Simultaneously, Asian small and medium-sized enterprises (SMEs)—the undisputed backbone of the region’s economy—are evolving. They are no longer just selling their wares globally; they are buying global digital services like cloud infrastructure and digital advertising, and they expect to pay using their local methods. The proof is in the pudding: when a global SaaS provider enabled UPI Autopay in India, it attracted over 4,000 new customers per day in its first three months. Across Southeast Asia, wallets like GCash, ShopeePay, and GrabPay are accelerating this digital adoption among micro and small businesses.

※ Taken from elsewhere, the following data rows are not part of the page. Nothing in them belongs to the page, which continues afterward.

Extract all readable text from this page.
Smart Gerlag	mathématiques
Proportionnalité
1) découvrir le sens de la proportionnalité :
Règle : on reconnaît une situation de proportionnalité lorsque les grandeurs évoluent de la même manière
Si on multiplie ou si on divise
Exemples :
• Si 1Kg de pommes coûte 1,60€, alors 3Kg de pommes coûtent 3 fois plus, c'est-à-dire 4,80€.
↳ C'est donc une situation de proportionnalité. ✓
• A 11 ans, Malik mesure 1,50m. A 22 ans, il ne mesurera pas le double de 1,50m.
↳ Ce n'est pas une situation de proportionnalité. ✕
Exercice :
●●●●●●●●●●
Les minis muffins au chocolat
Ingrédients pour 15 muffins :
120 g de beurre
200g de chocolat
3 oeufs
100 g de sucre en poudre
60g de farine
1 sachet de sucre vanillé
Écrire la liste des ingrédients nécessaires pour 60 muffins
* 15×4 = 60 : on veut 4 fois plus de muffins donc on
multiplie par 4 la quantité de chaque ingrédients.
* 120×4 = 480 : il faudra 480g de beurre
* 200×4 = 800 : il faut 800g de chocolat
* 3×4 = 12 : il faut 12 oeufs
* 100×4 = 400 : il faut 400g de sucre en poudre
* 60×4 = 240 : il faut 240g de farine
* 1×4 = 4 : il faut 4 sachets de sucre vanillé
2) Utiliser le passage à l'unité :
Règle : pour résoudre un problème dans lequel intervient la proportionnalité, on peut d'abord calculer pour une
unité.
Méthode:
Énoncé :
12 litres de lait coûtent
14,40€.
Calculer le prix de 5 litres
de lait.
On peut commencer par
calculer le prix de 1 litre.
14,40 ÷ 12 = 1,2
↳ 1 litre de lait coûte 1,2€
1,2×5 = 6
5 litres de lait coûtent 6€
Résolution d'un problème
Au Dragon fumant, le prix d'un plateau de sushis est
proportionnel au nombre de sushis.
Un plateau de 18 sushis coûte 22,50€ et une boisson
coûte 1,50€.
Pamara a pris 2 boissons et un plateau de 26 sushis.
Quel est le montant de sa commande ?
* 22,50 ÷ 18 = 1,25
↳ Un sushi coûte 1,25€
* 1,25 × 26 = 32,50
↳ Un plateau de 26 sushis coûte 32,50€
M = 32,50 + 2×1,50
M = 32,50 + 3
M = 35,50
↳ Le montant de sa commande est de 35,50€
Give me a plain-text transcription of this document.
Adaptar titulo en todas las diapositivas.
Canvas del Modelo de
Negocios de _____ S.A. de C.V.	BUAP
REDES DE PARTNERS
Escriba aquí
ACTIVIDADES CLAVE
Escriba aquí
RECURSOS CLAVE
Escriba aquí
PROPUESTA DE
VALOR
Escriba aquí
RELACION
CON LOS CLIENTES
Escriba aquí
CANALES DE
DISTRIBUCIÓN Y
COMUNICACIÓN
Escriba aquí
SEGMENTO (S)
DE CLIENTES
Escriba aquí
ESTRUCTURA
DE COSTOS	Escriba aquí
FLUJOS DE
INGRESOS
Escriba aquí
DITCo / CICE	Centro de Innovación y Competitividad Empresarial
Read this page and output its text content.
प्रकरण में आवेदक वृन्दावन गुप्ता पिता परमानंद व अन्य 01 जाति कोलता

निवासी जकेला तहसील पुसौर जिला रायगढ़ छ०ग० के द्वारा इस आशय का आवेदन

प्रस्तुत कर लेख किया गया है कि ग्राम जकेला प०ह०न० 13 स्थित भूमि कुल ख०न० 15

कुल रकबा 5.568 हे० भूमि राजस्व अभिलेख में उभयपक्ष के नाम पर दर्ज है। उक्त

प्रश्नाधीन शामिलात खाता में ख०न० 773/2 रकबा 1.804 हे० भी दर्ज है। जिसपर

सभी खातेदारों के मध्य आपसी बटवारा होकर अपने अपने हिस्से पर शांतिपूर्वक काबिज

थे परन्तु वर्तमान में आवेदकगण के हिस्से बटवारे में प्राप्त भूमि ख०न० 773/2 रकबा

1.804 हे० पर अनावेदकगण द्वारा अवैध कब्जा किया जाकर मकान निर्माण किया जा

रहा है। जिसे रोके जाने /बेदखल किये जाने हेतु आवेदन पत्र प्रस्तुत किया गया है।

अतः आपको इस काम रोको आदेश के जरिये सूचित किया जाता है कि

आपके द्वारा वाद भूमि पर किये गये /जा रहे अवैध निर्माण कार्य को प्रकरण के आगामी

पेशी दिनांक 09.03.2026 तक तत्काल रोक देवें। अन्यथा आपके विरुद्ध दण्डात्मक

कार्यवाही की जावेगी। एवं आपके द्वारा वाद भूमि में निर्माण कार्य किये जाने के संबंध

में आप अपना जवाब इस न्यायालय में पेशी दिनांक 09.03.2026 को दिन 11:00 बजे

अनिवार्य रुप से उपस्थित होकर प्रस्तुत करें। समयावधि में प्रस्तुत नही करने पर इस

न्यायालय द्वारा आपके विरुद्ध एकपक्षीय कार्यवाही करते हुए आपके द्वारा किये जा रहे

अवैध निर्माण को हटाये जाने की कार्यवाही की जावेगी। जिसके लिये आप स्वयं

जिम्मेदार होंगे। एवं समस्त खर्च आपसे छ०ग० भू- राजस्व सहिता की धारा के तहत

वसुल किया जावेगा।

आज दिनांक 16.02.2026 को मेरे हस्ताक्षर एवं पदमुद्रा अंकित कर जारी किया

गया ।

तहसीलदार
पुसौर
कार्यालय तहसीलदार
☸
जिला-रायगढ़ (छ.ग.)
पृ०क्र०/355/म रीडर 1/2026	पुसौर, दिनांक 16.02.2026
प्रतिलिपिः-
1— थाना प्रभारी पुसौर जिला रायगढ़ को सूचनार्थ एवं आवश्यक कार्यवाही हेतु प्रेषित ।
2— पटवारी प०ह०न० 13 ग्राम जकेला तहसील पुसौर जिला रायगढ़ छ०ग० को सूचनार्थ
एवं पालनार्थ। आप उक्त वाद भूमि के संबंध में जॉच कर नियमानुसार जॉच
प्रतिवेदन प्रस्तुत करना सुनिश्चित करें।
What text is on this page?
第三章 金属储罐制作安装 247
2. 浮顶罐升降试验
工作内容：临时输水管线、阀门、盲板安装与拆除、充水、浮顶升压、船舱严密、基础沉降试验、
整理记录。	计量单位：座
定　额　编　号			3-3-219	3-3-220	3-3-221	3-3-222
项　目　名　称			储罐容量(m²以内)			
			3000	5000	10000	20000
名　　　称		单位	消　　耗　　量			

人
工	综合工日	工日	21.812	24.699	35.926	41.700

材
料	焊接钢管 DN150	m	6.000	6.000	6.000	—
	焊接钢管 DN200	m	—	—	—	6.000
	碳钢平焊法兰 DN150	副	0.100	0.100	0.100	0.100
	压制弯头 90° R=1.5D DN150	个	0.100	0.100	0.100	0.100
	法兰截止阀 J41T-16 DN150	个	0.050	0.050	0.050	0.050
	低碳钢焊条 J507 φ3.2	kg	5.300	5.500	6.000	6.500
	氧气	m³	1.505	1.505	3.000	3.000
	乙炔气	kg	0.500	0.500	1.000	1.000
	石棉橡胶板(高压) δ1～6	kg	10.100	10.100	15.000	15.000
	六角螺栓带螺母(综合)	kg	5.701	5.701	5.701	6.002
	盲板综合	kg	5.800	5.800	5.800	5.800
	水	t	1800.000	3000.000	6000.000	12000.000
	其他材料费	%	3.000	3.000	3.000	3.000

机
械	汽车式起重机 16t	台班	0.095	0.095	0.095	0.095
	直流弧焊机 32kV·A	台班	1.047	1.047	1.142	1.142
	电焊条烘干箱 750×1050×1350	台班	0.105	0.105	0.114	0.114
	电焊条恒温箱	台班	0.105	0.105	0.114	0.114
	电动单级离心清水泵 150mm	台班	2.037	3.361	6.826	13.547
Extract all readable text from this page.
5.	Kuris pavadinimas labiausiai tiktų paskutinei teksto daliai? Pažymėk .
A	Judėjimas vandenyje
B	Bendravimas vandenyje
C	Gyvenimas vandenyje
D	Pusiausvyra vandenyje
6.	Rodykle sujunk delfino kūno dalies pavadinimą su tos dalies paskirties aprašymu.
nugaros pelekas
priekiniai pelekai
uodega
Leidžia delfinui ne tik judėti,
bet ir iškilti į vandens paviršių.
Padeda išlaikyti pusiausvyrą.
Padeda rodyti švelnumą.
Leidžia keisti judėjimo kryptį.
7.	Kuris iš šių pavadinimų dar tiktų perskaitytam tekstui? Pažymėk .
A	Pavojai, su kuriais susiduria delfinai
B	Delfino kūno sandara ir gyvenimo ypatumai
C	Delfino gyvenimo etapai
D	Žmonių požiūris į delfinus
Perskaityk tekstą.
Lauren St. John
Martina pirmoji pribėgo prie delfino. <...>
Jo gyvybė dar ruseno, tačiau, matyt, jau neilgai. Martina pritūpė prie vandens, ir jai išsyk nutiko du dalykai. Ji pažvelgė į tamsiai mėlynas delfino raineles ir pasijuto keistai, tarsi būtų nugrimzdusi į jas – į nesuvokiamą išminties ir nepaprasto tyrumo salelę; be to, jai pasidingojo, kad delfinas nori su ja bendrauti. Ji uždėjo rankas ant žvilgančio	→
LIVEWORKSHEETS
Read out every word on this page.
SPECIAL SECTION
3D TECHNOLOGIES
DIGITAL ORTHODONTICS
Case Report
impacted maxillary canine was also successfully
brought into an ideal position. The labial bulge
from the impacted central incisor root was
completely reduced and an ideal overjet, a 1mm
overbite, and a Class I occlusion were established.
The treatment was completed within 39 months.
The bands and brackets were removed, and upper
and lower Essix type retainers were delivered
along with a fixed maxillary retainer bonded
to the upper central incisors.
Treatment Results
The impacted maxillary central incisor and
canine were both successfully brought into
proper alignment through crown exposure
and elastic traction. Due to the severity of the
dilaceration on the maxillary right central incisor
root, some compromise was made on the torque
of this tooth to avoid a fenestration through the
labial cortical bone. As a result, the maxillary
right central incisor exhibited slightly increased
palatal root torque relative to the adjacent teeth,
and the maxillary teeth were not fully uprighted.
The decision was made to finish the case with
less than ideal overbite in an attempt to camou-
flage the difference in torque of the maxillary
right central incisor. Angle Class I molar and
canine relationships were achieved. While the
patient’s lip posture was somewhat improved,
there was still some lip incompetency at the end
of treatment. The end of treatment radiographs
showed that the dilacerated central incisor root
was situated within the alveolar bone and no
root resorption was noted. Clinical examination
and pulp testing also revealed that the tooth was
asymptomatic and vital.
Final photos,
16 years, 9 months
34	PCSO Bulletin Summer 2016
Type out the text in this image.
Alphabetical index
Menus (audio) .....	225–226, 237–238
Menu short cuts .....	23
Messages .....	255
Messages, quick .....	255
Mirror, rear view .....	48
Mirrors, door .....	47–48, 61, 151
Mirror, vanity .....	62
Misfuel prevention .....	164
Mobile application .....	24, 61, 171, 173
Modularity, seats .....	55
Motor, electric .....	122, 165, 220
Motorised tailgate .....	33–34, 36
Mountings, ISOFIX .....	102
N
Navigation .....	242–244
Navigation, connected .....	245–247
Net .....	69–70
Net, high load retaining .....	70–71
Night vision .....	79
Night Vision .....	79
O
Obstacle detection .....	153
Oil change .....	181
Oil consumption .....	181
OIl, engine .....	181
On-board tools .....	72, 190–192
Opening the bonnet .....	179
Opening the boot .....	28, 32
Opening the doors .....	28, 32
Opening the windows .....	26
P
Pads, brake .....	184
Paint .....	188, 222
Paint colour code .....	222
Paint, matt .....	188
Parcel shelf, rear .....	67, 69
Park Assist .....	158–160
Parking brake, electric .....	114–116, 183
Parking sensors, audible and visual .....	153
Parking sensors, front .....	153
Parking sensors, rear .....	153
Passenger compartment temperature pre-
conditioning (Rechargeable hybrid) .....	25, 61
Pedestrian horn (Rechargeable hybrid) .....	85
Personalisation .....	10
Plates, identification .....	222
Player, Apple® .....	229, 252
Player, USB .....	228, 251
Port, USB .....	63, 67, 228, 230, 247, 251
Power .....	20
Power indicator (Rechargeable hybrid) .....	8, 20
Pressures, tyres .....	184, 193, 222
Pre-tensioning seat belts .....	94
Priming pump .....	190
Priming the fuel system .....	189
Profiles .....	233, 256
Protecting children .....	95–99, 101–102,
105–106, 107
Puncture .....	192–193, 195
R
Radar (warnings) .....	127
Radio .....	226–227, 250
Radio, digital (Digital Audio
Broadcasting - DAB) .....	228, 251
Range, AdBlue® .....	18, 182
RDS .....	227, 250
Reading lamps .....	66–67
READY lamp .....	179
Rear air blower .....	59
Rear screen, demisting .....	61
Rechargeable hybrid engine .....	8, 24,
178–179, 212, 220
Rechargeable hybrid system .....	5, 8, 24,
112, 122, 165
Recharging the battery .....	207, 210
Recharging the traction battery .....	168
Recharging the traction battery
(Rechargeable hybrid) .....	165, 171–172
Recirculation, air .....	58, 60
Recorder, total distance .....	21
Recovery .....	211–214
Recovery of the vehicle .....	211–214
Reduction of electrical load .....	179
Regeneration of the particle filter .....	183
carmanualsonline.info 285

Perhaps the most disruptive trend on the horizon is the rise of AI-driven commerce. Beyond Borders 2026 highlights that 10% of consumers already begin their shopping journey with AI tools, and one in five is comfortable letting an AI agent complete a purchase autonomously. The economic implications are immense. Deloitte estimates that by 2030, “agentic AI” could influence roughly US$17.5 trillion—or 30% of global e-commerce transaction value. As these agents become more autonomous, the battleground for merchants will shift dramatically: interface design will matter less, while pricing logic, data quality, and system connectivity will dictate success. Tellingly, EBANX is already partnering with Google Cloud on the “Agent Payments Protocol,” an open standard designed to allow AI to securely initiate and complete transactions.
High-growth Asian markets, traditionally viewed by the West as higher-risk environments, are actually using AI to reshape fraud management. By combining signals across multiple local rails, merchants can increase approval rates by roughly four percentage points while keeping chargebacks flat.
Asia is no longer catching up to the global standard; it is authoring it. The region offers a high-definition preview of how cross-border commerce will soon operate worldwide.